Former senator Bill Nelson formally became NASA’s 14th administrator in a short ceremony in May.
Vice President Kamala Harris gave the oath of office to Nelson at the Eisenhower Executive Office Building in Washington. Only a handful of guests and a media pool were in attendance, and the swearing-in ceremony was not broadcast live on NASA TV.
In brief remarks, Nelson thanked Harris and President Joe Biden, also former senators, for demonstrating “this kind of confidence in an old buddy from the Senate” by nominating him for the position. “It is indeed one of the high honors that anyone could have.”
Nelson didn’t discuss his plans for NASA either in those remarks or an agency statement later that day. “I want to thank Steve Jurczyk for his leadership as acting administrator over the past few months, helping to carry out the Biden-Harris administration’s priorities and ensure the success of NASA’s goals and missions,” he said in that statement. “You’ve seen the incredible accomplishments at NASA over the past 100 or so days — the proof is in the pudding.”

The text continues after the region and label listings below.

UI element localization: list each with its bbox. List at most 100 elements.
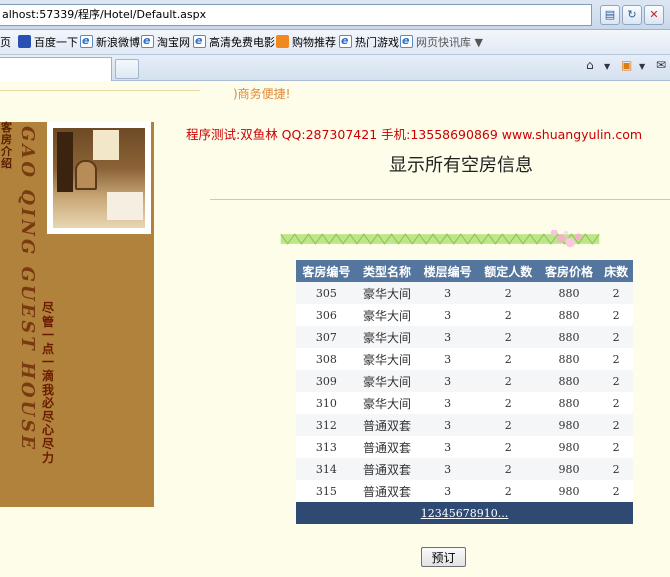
fav-item-home[interactable]: 页 [0,34,11,51]
sidebar-panel: 客房介绍 GAO QING GUEST HOUSE 尽管一点一滴 我必尽心尽力 [0,122,154,507]
room-table: 客房编号 类型名称 楼层编号 额定人数 客房价格 床数 305 豪华大间 3 2 880… [296,260,633,524]
col-header: 类型名称 [356,260,418,282]
table-cell: 2 [477,348,539,370]
mail-icon[interactable]: ✉ [656,58,666,72]
pager-link[interactable]: 7 [463,507,470,520]
table-cell: 豪华大间 [356,304,418,326]
table-cell: 980 [538,480,600,502]
fav-item-webslices[interactable]: 网页快讯库 ▼ [400,32,483,51]
flower-ribbon-decoration [280,230,600,248]
fav-label: 网页快讯库 [416,36,471,49]
shopping-icon [276,35,289,48]
sidebar-title: 客房介绍 [1,121,12,170]
pager-link[interactable]: 6 [456,507,463,520]
table-cell: 2 [599,458,633,480]
chevron-down-icon[interactable]: ▼ [639,62,645,71]
table-cell: 2 [599,370,633,392]
contact-info: 程序测试:双鱼林 QQ:287307421 手机:13558690869 www… [186,127,643,142]
table-cell: 3 [417,370,478,392]
chevron-down-icon[interactable]: ▼ [604,62,610,71]
table-cell: 2 [599,326,633,348]
table-cell: 3 [417,304,478,326]
table-cell: 2 [599,282,633,304]
table-cell: 3 [417,326,478,348]
ie-page-icon [193,32,206,49]
tab-current[interactable] [0,57,112,81]
table-row: 308 豪华大间 3 2 880 2 [296,348,633,370]
table-cell: 315 [296,480,357,502]
pager-link[interactable]: 5 [449,507,456,520]
compat-view-button[interactable]: ▤ [600,5,620,25]
table-cell: 2 [599,414,633,436]
table-cell: 2 [599,392,633,414]
table-cell: 880 [538,282,600,304]
col-header: 楼层编号 [417,260,478,282]
table-cell: 308 [296,348,357,370]
book-button[interactable]: 预订 [421,547,466,567]
table-cell: 2 [477,392,539,414]
pager-link[interactable]: 4 [442,507,449,520]
table-cell: 豪华大间 [356,392,418,414]
motto-text: 尽管一点一滴 我必尽心尽力 [42,301,55,465]
table-cell: 2 [599,348,633,370]
table-cell: 880 [538,370,600,392]
fav-item-baidu[interactable]: 百度一下 [18,34,78,51]
table-cell: 880 [538,392,600,414]
page-title: 显示所有空房信息 [389,155,533,176]
pager-link[interactable]: 1 [421,507,428,520]
table-cell: 880 [538,326,600,348]
pager-link[interactable]: 2 [428,507,435,520]
table-cell: 豪华大间 [356,348,418,370]
col-header: 客房编号 [296,260,357,282]
pager-link[interactable]: ... [498,507,509,520]
table-body: 305 豪华大间 3 2 880 2 306 豪华大间 3 2 880 2 307 豪华大间 3 2 880 2 3… [296,282,633,502]
table-cell: 2 [599,480,633,502]
table-cell: 314 [296,458,357,480]
table-cell: 普通双套 [356,436,418,458]
address-input[interactable]: alhost:57339/程序/Hotel/Default.aspx [0,4,592,26]
pager-link[interactable]: 9 [477,507,484,520]
divider [210,199,670,200]
fav-label: 新浪微博 [96,36,140,49]
col-header: 客房价格 [538,260,600,282]
table-cell: 307 [296,326,357,348]
fav-label: 高清免费电影 [209,36,275,49]
fav-item-weibo[interactable]: 新浪微博 [80,32,140,51]
fav-item-games[interactable]: 热门游戏 [339,32,399,51]
fav-item-shopping[interactable]: 购物推荐 [276,34,336,51]
stop-button[interactable]: ✕ [644,5,664,25]
table-row: 306 豪华大间 3 2 880 2 [296,304,633,326]
table-cell: 普通双套 [356,480,418,502]
table-cell: 2 [477,414,539,436]
home-icon[interactable]: ⌂ [586,58,594,72]
fav-label: 页 [0,36,11,49]
table-cell: 306 [296,304,357,326]
table-cell: 309 [296,370,357,392]
table-cell: 3 [417,392,478,414]
fav-label: 热门游戏 [355,36,399,49]
pager-link[interactable]: 3 [435,507,442,520]
fav-item-taobao[interactable]: 淘宝网 [141,32,190,51]
ie-page-icon [339,32,352,49]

NASA highlighted those accomplishments in a news release April 29, moments before the Senate confirmed Nelson’s nomination by unanimous consent. Those milestones include some new initiatives by the Biden administration, such as appointing a senior climate adviser as well as establishing an internal working on orbital debris, which the agency had not previously publicized. However, other milestones, like the landing of the Perseverance Mars rover, a commercial crew handover on the International Space Station and the Green Run test of the Space Launch System core stage, involve programs that in some cases date back multiple administrations.
Nelson’s guests included his wife and two children as well as Charles Bolden, the former NASA administrator who was nominated in 2009 at the behest of Nelson, who lobbied the Obama administration to select him.
Pam Melroy, the former astronaut who was nominated April 16 to be deputy administrator, was also there. Nelson said he expects Melroy “surely to be confirmed” as his deputy. The Senate Commerce Committee has not scheduled a confirmation hearing for Melroy, but her nomination, like Nelson’s, has widespread support.
The event stood in stark contrast to the swearing-in of Nelson’s predecessor, Jim Bridenstine, in April 2018. That pre-pandemic event took place in a crowded auditorium at NASA Headquarters, with then-Vice President Mike Pence swearing in Bridenstine. It was followed immediately thereafter by a meeting with agency leaders and Pence.
Bridenstine, who endorsed Nelson’s nomination in March, attended the event virtually, his face on the screen of a laptop held by Bolden. His attendance, Nelson said, shows “the continuity and the bipartisanship with which you run the nation’s space program, particularly NASA.”